Dans le clip de seulement 26 secondes, Poli explique avec humour la logique derrière le nom : "Quand la fille est née, ma maman russe était ici. Et elle ne comprenait pas pourquoi je l'avais appelée comme ça. Mais je ne vois aucun problème à appeler la fille Apagonia. Parce que quand elle est venue au monde, le sein est tombé. Et quand elle est née, le sein est tombé."
La mère souligne également que sa fille a déjà une double nationalité, bien que de manière ironique : "Elle est déjà une et demie russe, parce qu'elle a un passeport bleu et un rouge. Le bleu, elle ne l'a pas encore, parce que il n'y a pas d'encre", une référence directe à la pénurie généralisée que connaît Cuba.
À la fin de la vidéo, Poli a posé une question à ses followers : "Et si c'était un garçon ? Apagón ou Alumbrón", ce qui a encore augmenté l'interaction dans les commentaires.
Le nom "Apagonia" ne surgit pas de nulle part, mais d'un phénomène d'humour populaire qui s'est répandu à Cuba face à la gravité de la crise électrique, où circulent des blagues sur le fait de donner aux bébés des noms comme "Apagón", "Generador" ou "Fusible". Poli a transformé cette blague en un acte réel.
La crise énergétique que traverse Cuba est l'une des pires de son histoire. Le Système Électrique National a complètement échoué le 16 mars 2026 pendant 29 heures et 29 minutes, et le déficit de production a dépassé les 2 000 MW au début de ce même mois. Les coupures de courant ont atteint jusqu'à 24 heures d'affilée à La Havane et dans d'autres provinces.
Les causes sont structurelles : centrales thermiques obsolètes, manque d'investissement, pénurie de combustible et pannes récurrentes que le régime n'a pas pu ni voulu résoudre depuis des décennies.
Le cas de Poli illustre comment les étrangers vivant à Cuba ont également absorbé l'humour de résistance cubain face aux difficultés quotidiennes.

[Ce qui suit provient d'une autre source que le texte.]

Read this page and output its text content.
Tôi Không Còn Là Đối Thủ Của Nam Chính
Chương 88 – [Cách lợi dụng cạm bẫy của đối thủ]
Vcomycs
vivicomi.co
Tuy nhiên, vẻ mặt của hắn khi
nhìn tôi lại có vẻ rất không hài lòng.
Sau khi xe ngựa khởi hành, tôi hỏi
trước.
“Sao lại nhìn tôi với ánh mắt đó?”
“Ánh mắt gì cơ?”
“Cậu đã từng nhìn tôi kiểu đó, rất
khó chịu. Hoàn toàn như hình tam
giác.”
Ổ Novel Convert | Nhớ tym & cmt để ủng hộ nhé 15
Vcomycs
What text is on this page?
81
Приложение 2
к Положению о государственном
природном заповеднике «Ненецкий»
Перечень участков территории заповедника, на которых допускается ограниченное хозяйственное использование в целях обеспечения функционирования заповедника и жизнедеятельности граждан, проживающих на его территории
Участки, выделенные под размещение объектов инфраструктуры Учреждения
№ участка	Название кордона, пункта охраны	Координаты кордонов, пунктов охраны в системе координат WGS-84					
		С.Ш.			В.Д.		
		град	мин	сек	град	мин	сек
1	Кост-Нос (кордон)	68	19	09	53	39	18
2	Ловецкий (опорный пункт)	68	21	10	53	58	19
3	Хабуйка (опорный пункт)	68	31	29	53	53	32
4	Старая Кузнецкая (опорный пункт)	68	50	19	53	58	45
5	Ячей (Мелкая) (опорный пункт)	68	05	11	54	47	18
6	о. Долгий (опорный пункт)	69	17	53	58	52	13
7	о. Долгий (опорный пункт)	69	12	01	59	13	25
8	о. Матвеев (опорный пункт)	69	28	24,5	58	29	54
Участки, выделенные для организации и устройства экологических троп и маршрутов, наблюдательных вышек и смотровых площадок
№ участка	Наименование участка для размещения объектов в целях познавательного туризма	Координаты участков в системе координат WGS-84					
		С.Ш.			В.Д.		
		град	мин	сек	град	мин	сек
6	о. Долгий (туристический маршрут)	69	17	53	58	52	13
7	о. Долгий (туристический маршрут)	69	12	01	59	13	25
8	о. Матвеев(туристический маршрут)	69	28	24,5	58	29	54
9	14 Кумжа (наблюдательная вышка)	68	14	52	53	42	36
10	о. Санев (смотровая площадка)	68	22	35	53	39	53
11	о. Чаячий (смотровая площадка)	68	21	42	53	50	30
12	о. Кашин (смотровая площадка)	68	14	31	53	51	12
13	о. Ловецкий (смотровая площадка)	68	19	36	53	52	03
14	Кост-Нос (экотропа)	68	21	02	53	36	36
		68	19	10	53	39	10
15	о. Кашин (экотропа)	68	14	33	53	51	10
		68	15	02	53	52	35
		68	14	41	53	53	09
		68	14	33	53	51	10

La communauté russe sur l'île dépasse les 3 500 personnes, incluant environ 2 500 citoyens russes, avec une présence historique qui remonte à l'époque soviétique.
Le vidéo a accumulé plus de 241 000 vues et près de 29 000 réactions en moins de 24 heures, faisant de la petite Apagonia un symbole involontaire de la crise qui marque la vie quotidienne à Cuba.